Considering how the media covered the report (e.g., here and here), a casual observer would think the voucher program was a total failure. Most trumpeted by school voucher opponents was the report’s conclusion that the program “had a statistically significant negative impact on the mathematics achievement of students offered or using a scholarship.” Sen. Patty Murray (Wash.), the top Democrat on the Senate Education Committee, used the study’s findings to declare once and for all that voucher programs are a bust, and that Secretary of Education Betsy DeVos should “finally abandon her reckless plans to privatize public schools across the country.”
Given that the March for Science — with its call for “evidence-based policies in the public interest” — occurred less than a week before the report’s release, Murray and the media should know better. Characterizing the report’s findings as proof positive of vouchers’ failure is misleading. It also misses the point.

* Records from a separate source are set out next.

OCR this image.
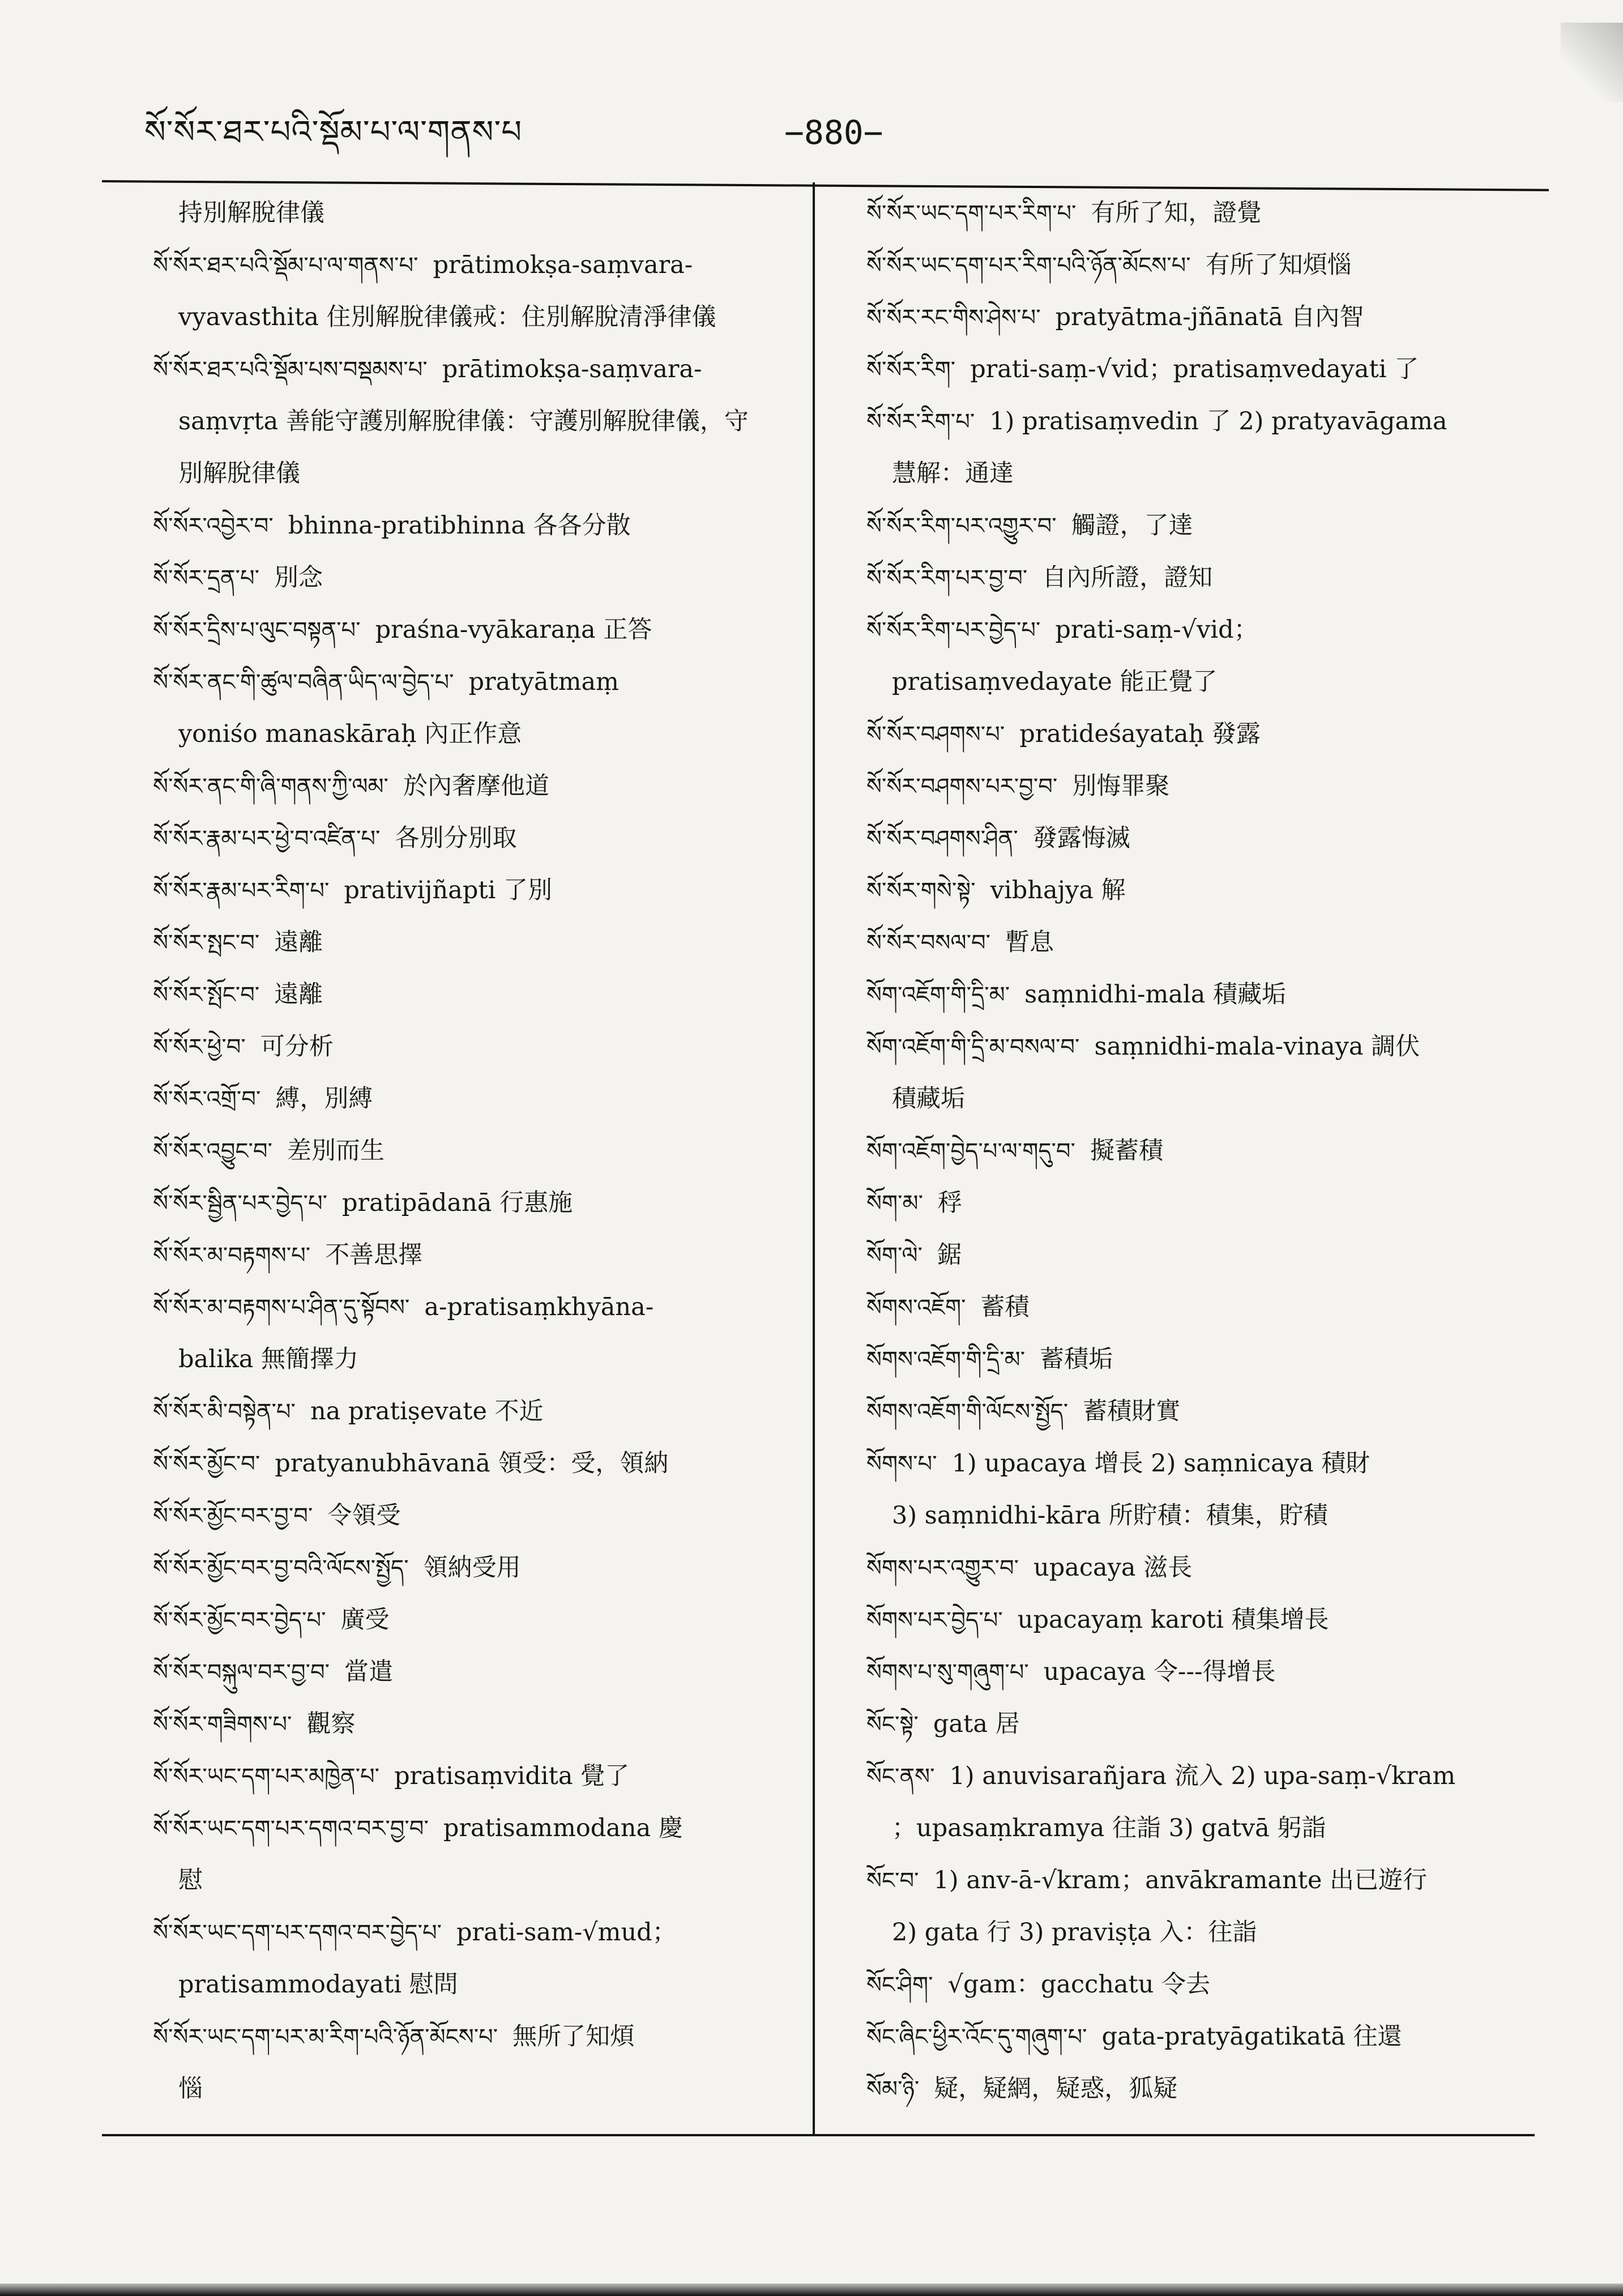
སོ་སོར་ཐར་པའི་སྡོམ་པ་ལ་གནས་པ	−880−
持別解脫律儀
སོ་སོར་ཐར་པའི་སྡོམ་པ་ལ་གནས་པ་ prātimokṣa-saṃvara-
vyavasthita 住別解脫律儀戒：住別解脫清淨律儀
སོ་སོར་ཐར་པའི་སྡོམ་པས་བསྡམས་པ་ prātimokṣa-saṃvara-
saṃvṛta 善能守護別解脫律儀：守護別解脫律儀，守
別解脫律儀
སོ་སོར་འབྱེར་བ་ bhinna-pratibhinna 各各分散
སོ་སོར་དྲན་པ་ 別念
སོ་སོར་དྲིས་པ་ལུང་བསྟན་པ་ praśna-vyākaraṇa 正答
སོ་སོར་ནང་གི་ཚུལ་བཞིན་ཡིད་ལ་བྱེད་པ་ pratyātmaṃ
yoniśo manaskāraḥ 內正作意
སོ་སོར་ནང་གི་ཞི་གནས་ཀྱི་ལམ་ 於內奢摩他道
སོ་སོར་རྣམ་པར་ཕྱེ་བ་འཛིན་པ་ 各別分別取
སོ་སོར་རྣམ་པར་རིག་པ་ prativijñapti 了別
སོ་སོར་སྤང་བ་ 遠離
སོ་སོར་སྤོང་བ་ 遠離
སོ་སོར་ཕྱེ་བ་ 可分析
སོ་སོར་འགྲོ་བ་ 縛，別縛
སོ་སོར་འབྱུང་བ་ 差別而生
སོ་སོར་སྦྱིན་པར་བྱེད་པ་ pratipādanā 行惠施
སོ་སོར་མ་བརྟགས་པ་ 不善思擇
སོ་སོར་མ་བརྟགས་པ་ཤིན་དུ་སྟོབས་ a-pratisaṃkhyāna-
balika 無簡擇力
སོ་སོར་མི་བསྟེན་པ་ na pratiṣevate 不近
སོ་སོར་མྱོང་བ་ pratyanubhāvanā 領受：受，領納
སོ་སོར་མྱོང་བར་བྱ་བ་ 令領受
སོ་སོར་མྱོང་བར་བྱ་བའི་ལོངས་སྤྱོད་ 領納受用
སོ་སོར་མྱོང་བར་བྱེད་པ་ 廣受
སོ་སོར་བསྐུལ་བར་བྱ་བ་ 當遣
སོ་སོར་གཟིགས་པ་ 觀察
སོ་སོར་ཡང་དག་པར་མཁྱེན་པ་ pratisaṃvidita 覺了
སོ་སོར་ཡང་དག་པར་དགའ་བར་བྱ་བ་ pratisammodana 慶
慰
སོ་སོར་ཡང་དག་པར་དགའ་བར་བྱེད་པ་ prati-sam-√mud；
pratisammodayati 慰問
སོ་སོར་ཡང་དག་པར་མ་རིག་པའི་ཉོན་མོངས་པ་ 無所了知煩
惱
སོ་སོར་ཡང་དག་པར་རིག་པ་ 有所了知，證覺
སོ་སོར་ཡང་དག་པར་རིག་པའི་ཉོན་མོངས་པ་ 有所了知煩惱
སོ་སོར་རང་གིས་ཤེས་པ་ pratyātma-jñānatā 自內智
སོ་སོར་རིག་ prati-saṃ-√vid；pratisaṃvedayati 了
སོ་སོར་རིག་པ་ 1) pratisaṃvedin 了 2) pratyavāgama
慧解：通達
སོ་སོར་རིག་པར་འགྱུར་བ་ 觸證，了達
སོ་སོར་རིག་པར་བྱ་བ་ 自內所證，證知
སོ་སོར་རིག་པར་བྱེད་པ་ prati-saṃ-√vid；
pratisaṃvedayate 能正覺了
སོ་སོར་བཤགས་པ་ pratideśayataḥ 發露
སོ་སོར་བཤགས་པར་བྱ་བ་ 別悔罪聚
སོ་སོར་བཤགས་ཤིན་ 發露悔滅
སོ་སོར་གསེ་སྟེ་ vibhajya 解
སོ་སོར་བསལ་བ་ 暫息
སོག་འཇོག་གི་དྲི་མ་ saṃnidhi-mala 積藏垢
སོག་འཇོག་གི་དྲི་མ་བསལ་བ་ saṃnidhi-mala-vinaya 調伏
積藏垢
སོག་འཇོག་བྱེད་པ་ལ་གདུ་བ་ 擬蓄積
སོག་མ་ 稃
སོག་ལེ་ 鋸
སོགས་འཇོག་ 蓄積
སོགས་འཇོག་གི་དྲི་མ་ 蓄積垢
སོགས་འཇོག་གི་ལོངས་སྤྱོད་ 蓄積財實
སོགས་པ་ 1) upacaya 增長 2) saṃnicaya 積財
3) saṃnidhi-kāra 所貯積：積集，貯積
སོགས་པར་འགྱུར་བ་ upacaya 滋長
སོགས་པར་བྱེད་པ་ upacayaṃ karoti 積集增長
སོགས་པ་སུ་གཞུག་པ་ upacaya 令---得增長
སོང་སྟེ་ gata 居
སོང་ནས་ 1) anuvisarañjara 流入 2) upa-saṃ-√kram
；upasaṃkramya 往詣 3) gatvā 躬詣
སོང་བ་ 1) anv-ā-√kram；anvākramante 出已遊行
2) gata 行 3) praviṣṭa 入：往詣
སོང་ཤིག་ √gam：gacchatu 令去
སོང་ཞིང་ཕྱིར་འོང་དུ་གཞུག་པ་ gata-pratyāgatikatā 往還
སོམ་ཉི་ 疑，疑網，疑惑，狐疑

Although the mathematics scores of students using vouchers were indeed lower than those of the control group, that point alone exhausted the report’s negative findings. Differences in reading scores, although lower, were not found to be statistically significant. In addition, the study indicated parents and students receiving vouchers were more likely to be satisfied with their school than those without vouchers.
The report also found that parents and students using vouchers for private schools were more likely to think that their schools were safer — parents significantly so, with a difference of 16.6 points. Furthermore, the report concluded the involvement of parents in the education of their child who used a voucher was greater than that of non-voucher parents, particularly for students in grades six to 12.
Yet even without the report’s findings, there is something far larger at stake in the fight for school vouchers: choice.
Some have argued that school vouchers harm public education because they lack accountability to the public and take resources from public schools, thereby hurting other students’ chances at success. Others have said quality of education declines with voucher programs, as private institutions prioritize profit over their students’ welfare.
Nonsense. Parents owe no loyalty whatsoever to public education — especially education systems that are failing. Guilt-tripping low-income families who dare reach for a brighter future by suggesting their success may harm other students is the pinnacle of selfishness. Rather than letting some succeed on their own merits at other schools, opponents of school vouchers would instead have students share a fate of limited opportunity — all in the name of “maintaining accountability.”
This so-called accountability is offered as a measure of quality assurance — i.e., that without ties to Big Brother, private schools will devolve into sham schools, peddling worthless diplomas for steep tuition prices. Setting aside the lamentable quality control record of the District’s public schools, this line of thinking ignores the power of the free market, specifically, that people prefer to do business with reputable establishments. More concretely, it is why most people would rather attend Harvard than, say, the University of Phoenix.
School choice is a deeply personal decision that rightfully belongs to parents and their children. Misleading the public and confining the District’s most promising young minds to languish opens no doors for the underprivileged; it only further quells hope. Vouchers, at least, provide a way out.